All Stowers researchers now focusing on adult stem cells "say they must be able to work on embryonic stem cells to move their research forward," he said. "This is a local battle here, but I see it being played out in all places. People believe if they can win the battle in Missouri, they can win it anywhere." Missouri is by any estimation a red state - it went strongly for Bush in November and elected as governor Matt Blunt, an antiabortion Republican. Kansas City and St. Louis, which sandwich a largely rural state, have been investing increasingly in life sciences, especially bioscience and plant science, which both cities see as a growth engine.
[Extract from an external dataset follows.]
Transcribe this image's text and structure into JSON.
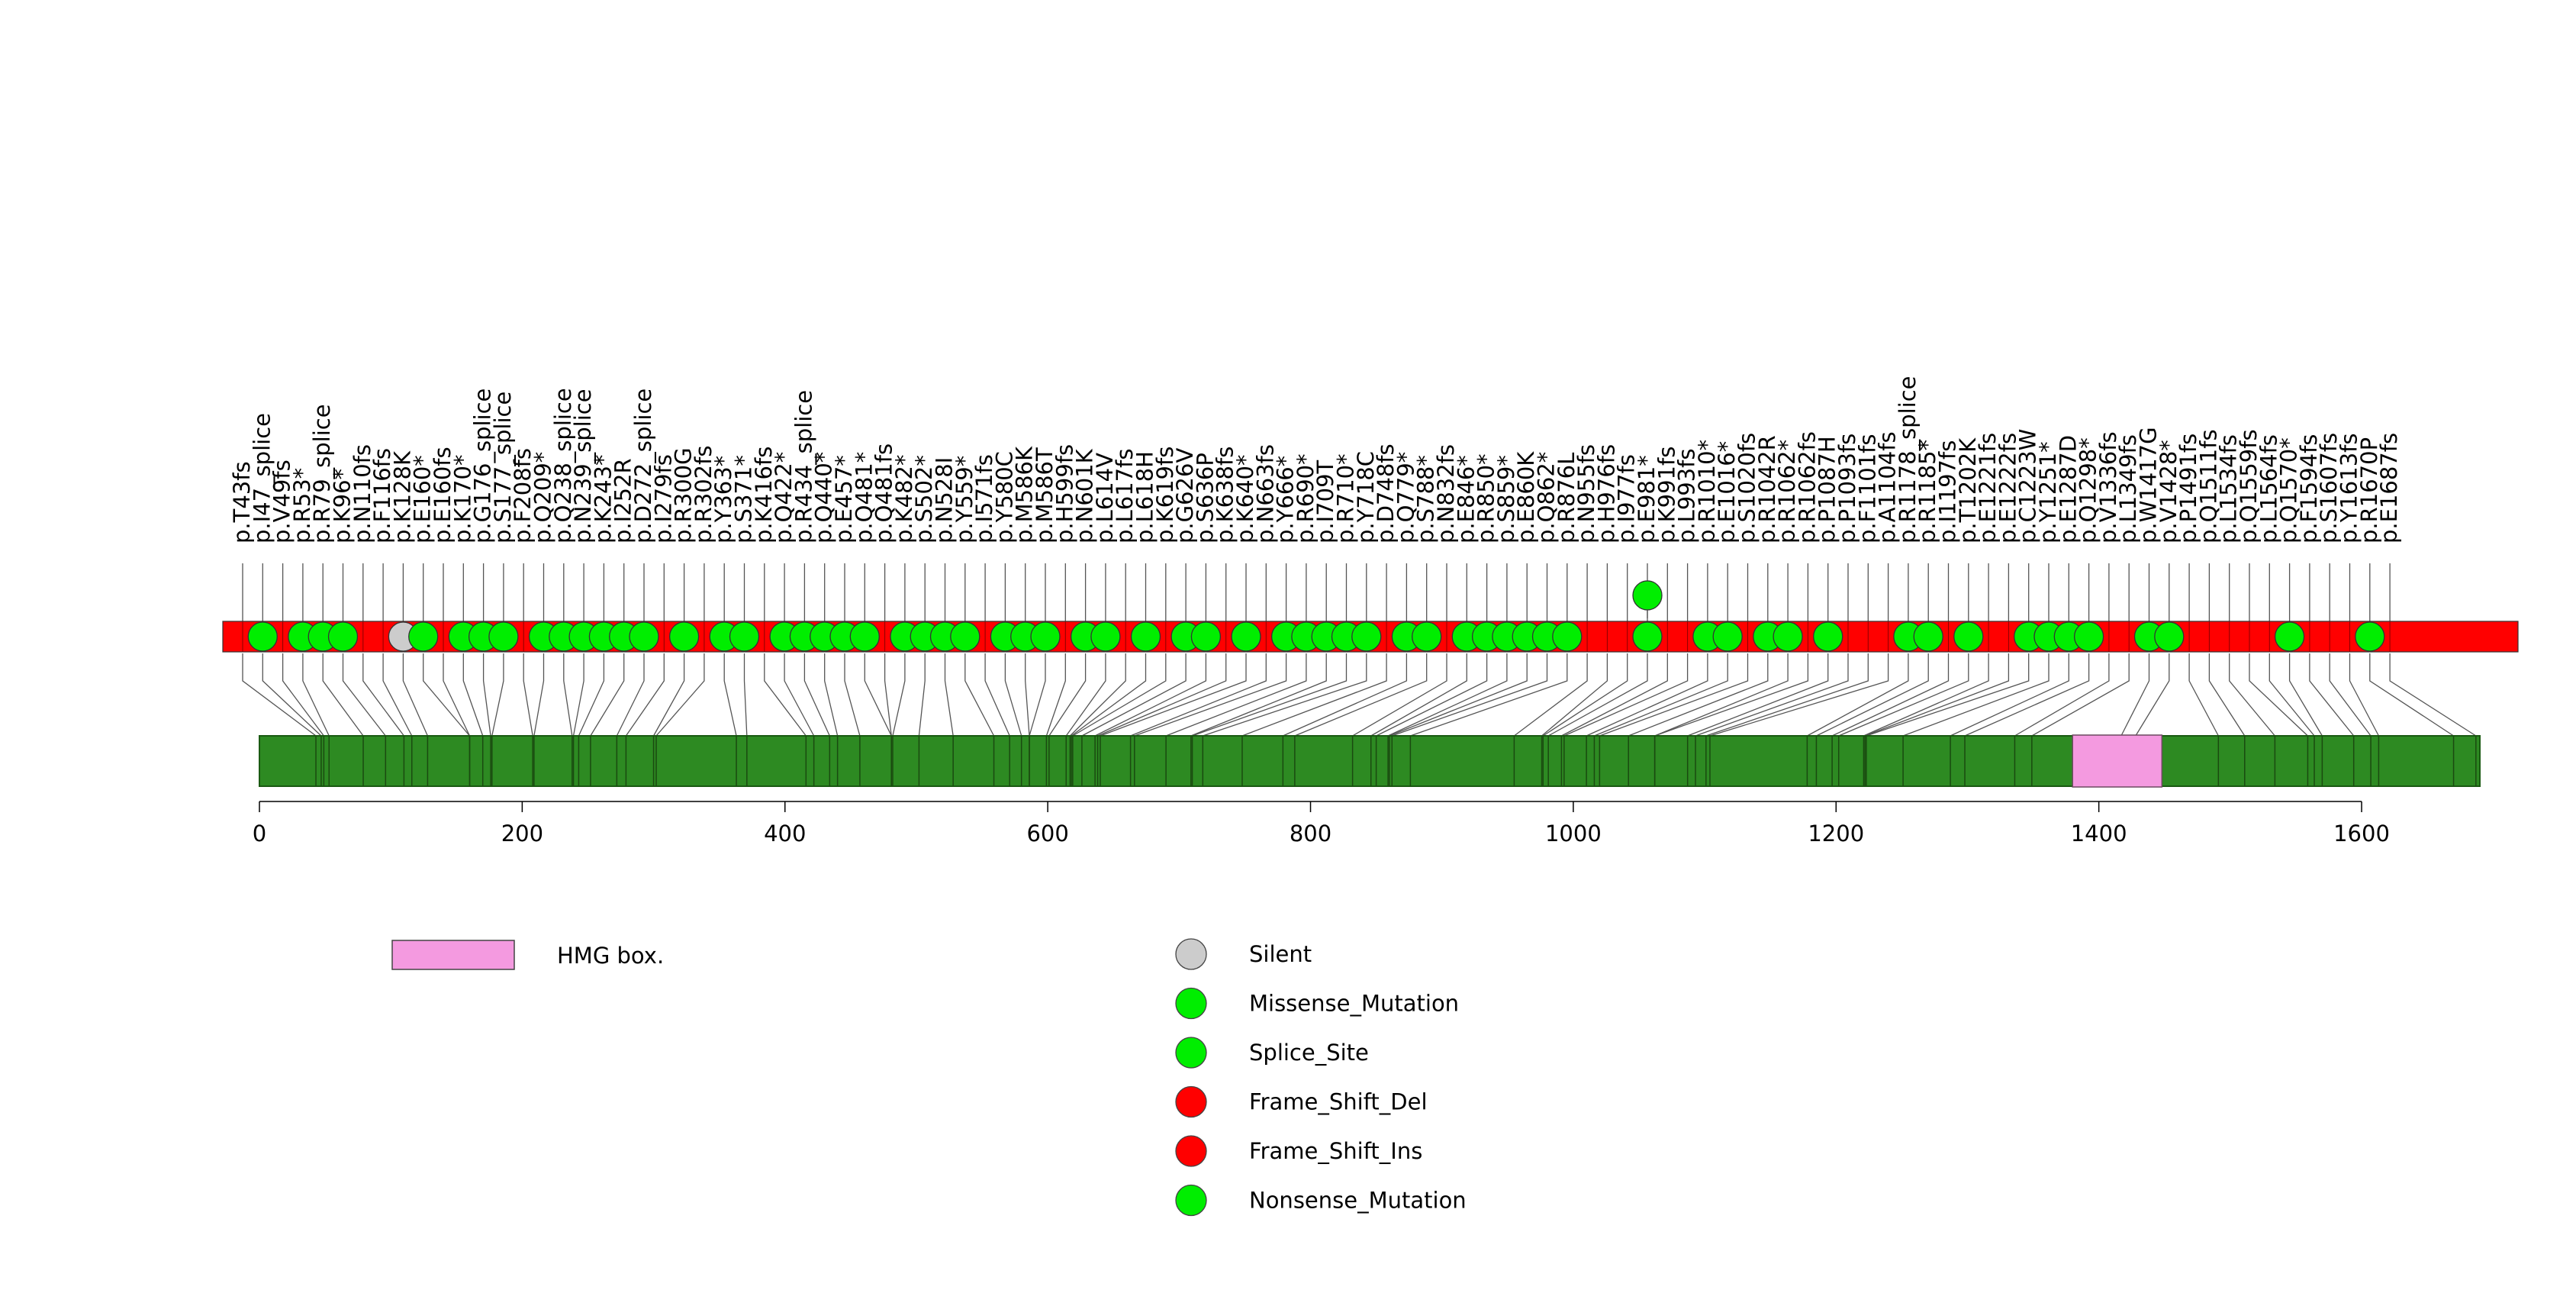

When the Kansas City Area Life Sciences Institute got started about five years ago, it found annual research spending among eight institutions - six in Missouri and two in neighboring Kansas - to be $104 million. Last year, the figure was $243 million, said the group's president, organic chemist Bill Duncan. There were 165 life sciences companies in the area at last count, with about 20,000 employees.
At least 40 states are trying to become centers for life sciences, said Donn Rubin, director of the Coalition for Plant and Life Sciences, and Missourians are "fighting that battle with one arm tied behind our back." "The efforts ... have been held hostage by the stem cell threat," he said.
Stem cells can become any type of cell in the human body. Early or embryonic stem cells are considered by much of the scientific establishment to have the greatest potential, but much research remains to be done. In a stem cell technology called somatic cell nuclear transfer (SCNT), the nucleus of an unfertilized egg is replaced with the nucleus of an ordinary body cell that contains a full set of genetic information. Within days, this develops into a human embryo - or at least something akin to an embryo - within which is nestled a cluster of stem cells.
Bush unequivocally opposes the procedure, telling Science magazine last year that "anything short of a comprehensive ban would permit human embryos to be created, developed and destroyed solely for research purposes." Some critics consider the procedure, which produced the cloned sheep Dolly, to be tantamount to human cloning. Scientists counter that the cells should not be considered an embryo because they are not implanted in a woman's uterus and, further, that no institution contemplates cloning a person. A number of scientists and activists favor the research along with a ban on creating a cloned human.
That is not good enough for the Missouri opposition.
"We oppose embryonic stem cell research because it destroys the embryo," said Fichter of Missouri Right to Life. "They're trying to define human life by its geography. It doesn't make any difference if it's in a petri dish, implanted in the womb or in a nursery. A human life is a human life. Are we going to say a 4-year-old is more human than a 2-year-old?" The Stowers Institute and Washington University in St. Louis joined forces, pitching the potential benefits of stemcell research and saying that the anti-research forces do not have a monopoly on morality. They hired Fred Steeper, a leading Republican pollster, who said two in three residents in a poll of 600 adults supported SCNT even after being told the opponents' objections. The edge was stronger among Democrats and independents than among Republicans, who favored SCNT 52 to 44 percent.
"We want to have the benefits of science and see that the research is conducted responsibly, in a way that doesn't disrespect human life," said Myra J. Christopher, president of the Center for Practical Bioethics.